Do Supremo

Após reunião

Em meio a pandemia do coronavírus, STF decide manter sessões presenciais

Segundo Toffoli, também será discutida e votada uma proposta para aumentar os julgamentos no plenário virtual

Presidente do STF, ministro Dias Toffoli se reuniu com autoridades para tratar crise do coronavírus. Foto: Fellipe Sampaio /SCO/STF (16/03/2020)

O ministro Dias Toffoli, presidente do Supremo Tribunal Federal (STF), informou nesta segunda-feira (16/3) que não vai suspender, por ora, as sessões presenciais de julgamento. A decisão foi tomada após reunião com o ministro da Saúde, Luiz Henrique Mandetta, os presidentes da Câmara e do Senado, de tribunais superiores e outros seis ministros do STF.

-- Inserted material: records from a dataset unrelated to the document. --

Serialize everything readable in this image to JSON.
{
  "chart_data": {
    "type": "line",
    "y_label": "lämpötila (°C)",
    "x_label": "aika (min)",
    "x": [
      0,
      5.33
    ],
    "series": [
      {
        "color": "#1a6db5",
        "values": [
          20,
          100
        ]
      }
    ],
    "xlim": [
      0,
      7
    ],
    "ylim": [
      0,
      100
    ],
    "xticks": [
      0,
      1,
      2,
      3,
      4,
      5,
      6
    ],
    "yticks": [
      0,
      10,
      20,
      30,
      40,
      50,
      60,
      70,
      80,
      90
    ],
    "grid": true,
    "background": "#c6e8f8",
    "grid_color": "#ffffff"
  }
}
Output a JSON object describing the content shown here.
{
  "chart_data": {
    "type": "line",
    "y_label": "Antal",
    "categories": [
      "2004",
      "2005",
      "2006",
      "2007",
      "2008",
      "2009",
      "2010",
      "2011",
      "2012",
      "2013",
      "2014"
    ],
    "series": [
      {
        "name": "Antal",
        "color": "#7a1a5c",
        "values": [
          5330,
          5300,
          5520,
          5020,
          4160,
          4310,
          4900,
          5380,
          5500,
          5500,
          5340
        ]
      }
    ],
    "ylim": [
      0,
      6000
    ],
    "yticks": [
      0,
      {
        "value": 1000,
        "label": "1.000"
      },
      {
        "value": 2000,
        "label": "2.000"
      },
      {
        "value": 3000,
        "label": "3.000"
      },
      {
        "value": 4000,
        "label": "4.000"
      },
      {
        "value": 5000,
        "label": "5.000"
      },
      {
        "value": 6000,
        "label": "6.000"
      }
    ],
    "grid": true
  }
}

O ministro disse que serão mantidas as sessões com as restrições de presença no plenário e nas turmas, divulgadas na semana passada. “Serão mantidas as sessões presenciais com as restrições já estabelecidas e vamos ter um acompanhamento, um monitoramento diário junto com o Ministério da Saúde para poder então ir tomando as decisões, se necessárias, no momento adequado, sem antecipações e sem tomar decisões sem a devida orientação do Ministério da Saúde”, disse Toffoli.

O presidente ainda informou que convocou reunião administrativa para esta quarta-feira (18/3) para discutir e votar uma proposta para aumentar os julgamentos no plenário virtual. “Decidimos ampliar e vamos levar uma proposta para ampliar o âmbito do plenário virtual, uma proposta para mudança de regimento interno. Vamos fazer também um programa para que as sustentações das partes, Ministério Público e amici curiae sejam feitas também no plenário virtual. Esta semana será testado esse programa”, disse.

Em junho do ano passado, o STF já ampliou as funções do plenário virtual e permitiu que sejam julgadas até a constitucionalidade de leis virtualmente. Com a mudança, criou-se a possibilidade de julgar leis quando já há jurisprudência consolidada no tribunal, e liminares em ações diretas de inconstitucionalidade sobre assuntos sem jurisprudência consolidada.

Em breve coletiva à imprensa após a reunião, Toffoli se negou a comentar as manifestações ocorridas no país no último domingo, que pediam o fechamento do Congresso e do STF. Se negou a comentar também a presença do presidente Jair Bolsonaro nestas manifestações.

O ministro ainda disse que deve se reunir nesta terça-feira com representantes da Advocacia-Geral da União, da Procuradoria-Geral da República e do Tribunal de Contas da União para discutir questões emergenciais que podem ser judicializadas. Um dos assuntos da reunião, disse Toffoli, será a compra emergencial de insumos e medicamentos, para que seja feita dentro da legalidade e evitar questionamentos posteriores.